In a comprehensive new ranking, The Wall Street Journal and Times Higher Education ranked USC 15th among 1,061 public and private universities. Representing California, only USC, Stanford, and Caltech appear in the top 25, and among 150 colleges and universities in the western United States, USC ranks third. In student and faculty diversity, USC tied for second with Columbia among the top 25 nationally ranked universities.

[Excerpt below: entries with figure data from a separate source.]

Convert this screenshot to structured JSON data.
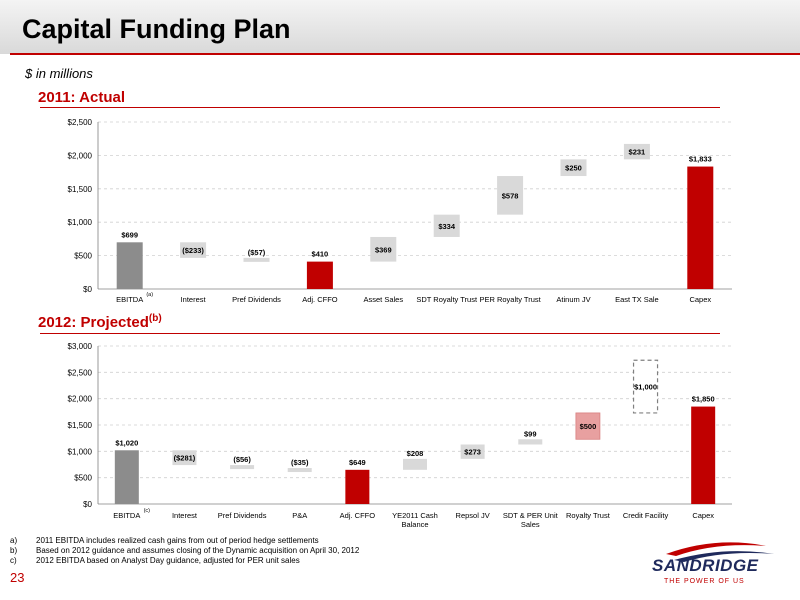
{
  "page": {
    "title": "Capital Funding Plan",
    "units": "$ in millions",
    "page_number": "23"
  },
  "footnotes": [
    {
      "key": "a)",
      "text": "2011 EBITDA includes realized cash gains from out of period hedge settlements"
    },
    {
      "key": "b)",
      "text": "Based on 2012 guidance and assumes closing of the Dynamic acquisition on April 30, 2012"
    },
    {
      "key": "c)",
      "text": "2012 EBITDA based on Analyst Day guidance, adjusted for PER unit sales"
    }
  ],
  "logo": {
    "name": "SANDRIDGE",
    "tagline": "THE POWER OF US",
    "colors": {
      "primary": "#1f2a5c",
      "accent": "#c00000"
    }
  },
  "colors": {
    "gray": "#8c8c8c",
    "red": "#c00000",
    "light": "#d9d9d9",
    "accent": "#c00000"
  },
  "chart_data": [
    {
      "type": "bar",
      "subtype": "waterfall",
      "title": "2011: Actual",
      "title_sup": "",
      "ylim": [
        0,
        2500
      ],
      "yticks": [
        0,
        500,
        1000,
        1500,
        2000,
        2500
      ],
      "ytick_labels": [
        "$0",
        "$500",
        "$1,000",
        "$1,500",
        "$2,000",
        "$2,500"
      ],
      "grid": true,
      "categories": [
        "EBITDA",
        "Interest",
        "Pref Dividends",
        "Adj. CFFO",
        "Asset Sales",
        "SDT Royalty Trust",
        "PER Royalty Trust",
        "Atinum JV",
        "East TX Sale",
        "Capex"
      ],
      "category_lines": [
        [
          "EBITDA"
        ],
        [
          "Interest"
        ],
        [
          "Pref Dividends"
        ],
        [
          "Adj. CFFO"
        ],
        [
          "Asset Sales"
        ],
        [
          "SDT Royalty Trust"
        ],
        [
          "PER Royalty Trust"
        ],
        [
          "Atinum JV"
        ],
        [
          "East TX Sale"
        ],
        [
          "Capex"
        ]
      ],
      "category_sup": [
        "(a)",
        "",
        "",
        "",
        "",
        "",
        "",
        "",
        "",
        ""
      ],
      "bars": [
        {
          "label": "$699",
          "low": 0,
          "high": 699,
          "style": "gray"
        },
        {
          "label": "($233)",
          "low": 466,
          "high": 699,
          "style": "light"
        },
        {
          "label": "($57)",
          "low": 410,
          "high": 466,
          "style": "light"
        },
        {
          "label": "$410",
          "low": 0,
          "high": 410,
          "style": "red"
        },
        {
          "label": "$369",
          "low": 410,
          "high": 779,
          "style": "light"
        },
        {
          "label": "$334",
          "low": 779,
          "high": 1113,
          "style": "light"
        },
        {
          "label": "$578",
          "low": 1113,
          "high": 1691,
          "style": "light"
        },
        {
          "label": "$250",
          "low": 1691,
          "high": 1941,
          "style": "light"
        },
        {
          "label": "$231",
          "low": 1941,
          "high": 2172,
          "style": "light"
        },
        {
          "label": "$1,833",
          "low": 0,
          "high": 1833,
          "style": "red"
        }
      ]
    },
    {
      "type": "bar",
      "subtype": "waterfall",
      "title": "2012: Projected",
      "title_sup": "(b)",
      "ylim": [
        0,
        3000
      ],
      "yticks": [
        0,
        500,
        1000,
        1500,
        2000,
        2500,
        3000
      ],
      "ytick_labels": [
        "$0",
        "$500",
        "$1,000",
        "$1,500",
        "$2,000",
        "$2,500",
        "$3,000"
      ],
      "grid": true,
      "categories": [
        "EBITDA",
        "Interest",
        "Pref Dividends",
        "P&A",
        "Adj. CFFO",
        "YE2011 Cash Balance",
        "Repsol JV",
        "SDT & PER Unit Sales",
        "Royalty Trust",
        "Credit Facility",
        "Capex"
      ],
      "category_lines": [
        [
          "EBITDA"
        ],
        [
          "Interest"
        ],
        [
          "Pref Dividends"
        ],
        [
          "P&A"
        ],
        [
          "Adj. CFFO"
        ],
        [
          "YE2011 Cash",
          "Balance"
        ],
        [
          "Repsol JV"
        ],
        [
          "SDT & PER Unit",
          "Sales"
        ],
        [
          "Royalty Trust"
        ],
        [
          "Credit Facility"
        ],
        [
          "Capex"
        ]
      ],
      "category_sup": [
        "(c)",
        "",
        "",
        "",
        "",
        "",
        "",
        "",
        "",
        "",
        ""
      ],
      "bars": [
        {
          "label": "$1,020",
          "low": 0,
          "high": 1020,
          "style": "gray"
        },
        {
          "label": "($281)",
          "low": 739,
          "high": 1020,
          "style": "light"
        },
        {
          "label": "($56)",
          "low": 683,
          "high": 739,
          "style": "light"
        },
        {
          "label": "($35)",
          "low": 649,
          "high": 683,
          "style": "light"
        },
        {
          "label": "$649",
          "low": 0,
          "high": 649,
          "style": "red"
        },
        {
          "label": "$208",
          "low": 649,
          "high": 857,
          "style": "light"
        },
        {
          "label": "$273",
          "low": 857,
          "high": 1130,
          "style": "light"
        },
        {
          "label": "$99",
          "low": 1130,
          "high": 1229,
          "style": "light"
        },
        {
          "label": "$500",
          "low": 1229,
          "high": 1729,
          "style": "accent"
        },
        {
          "label": "$1,000",
          "low": 1729,
          "high": 2729,
          "style": "dashed"
        },
        {
          "label": "$1,850",
          "low": 0,
          "high": 1850,
          "style": "red"
        }
      ]
    }
  ]
}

USC’s distinguished faculty of 4,000 innovative scholars, researchers, teachers and mentors includes five Nobel laureates, and dozens of recipients of prestigious national honors including the MacArthur “Genius” Award, Guggenheim Award, the National Medal of the Arts, the National Humanities Medal, the National Medal of Science, the National Medal of Technology and Innovation, and Pulitzer Prize.
Company History
Los Angeles was a rough-and-tumble frontier town in the early 1870s, when a group of public-spirited citizens led by Judge Robert Maclay Widney first dreamed of establishing a university in the region. It took nearly a decade for this vision to become a reality, but in 1879 Widney formed a board of trustees and secured a donation of 308 lots of land from three prominent members of the community – Ozro W. Childs, a Protestant horticulturist; former California governor John G. Downey, an Irish-Catholic pharmacist and businessman; and Isaias W. Hellman, a German-Jewish banker and philanthropist. The gift provided land for a campus as well as a source of endowment, the seeds of financial support for the nascent institution.
When USC first opened its doors to 53 students and 10 teachers in 1880, the “city” still lacked paved streets, electric lights, telephones and a reliable fire alarm system. Today, USC is home to more than 44,000 students and over 4,800 full-time faculty, and is located in the heart of one of the biggest metropolises in the world.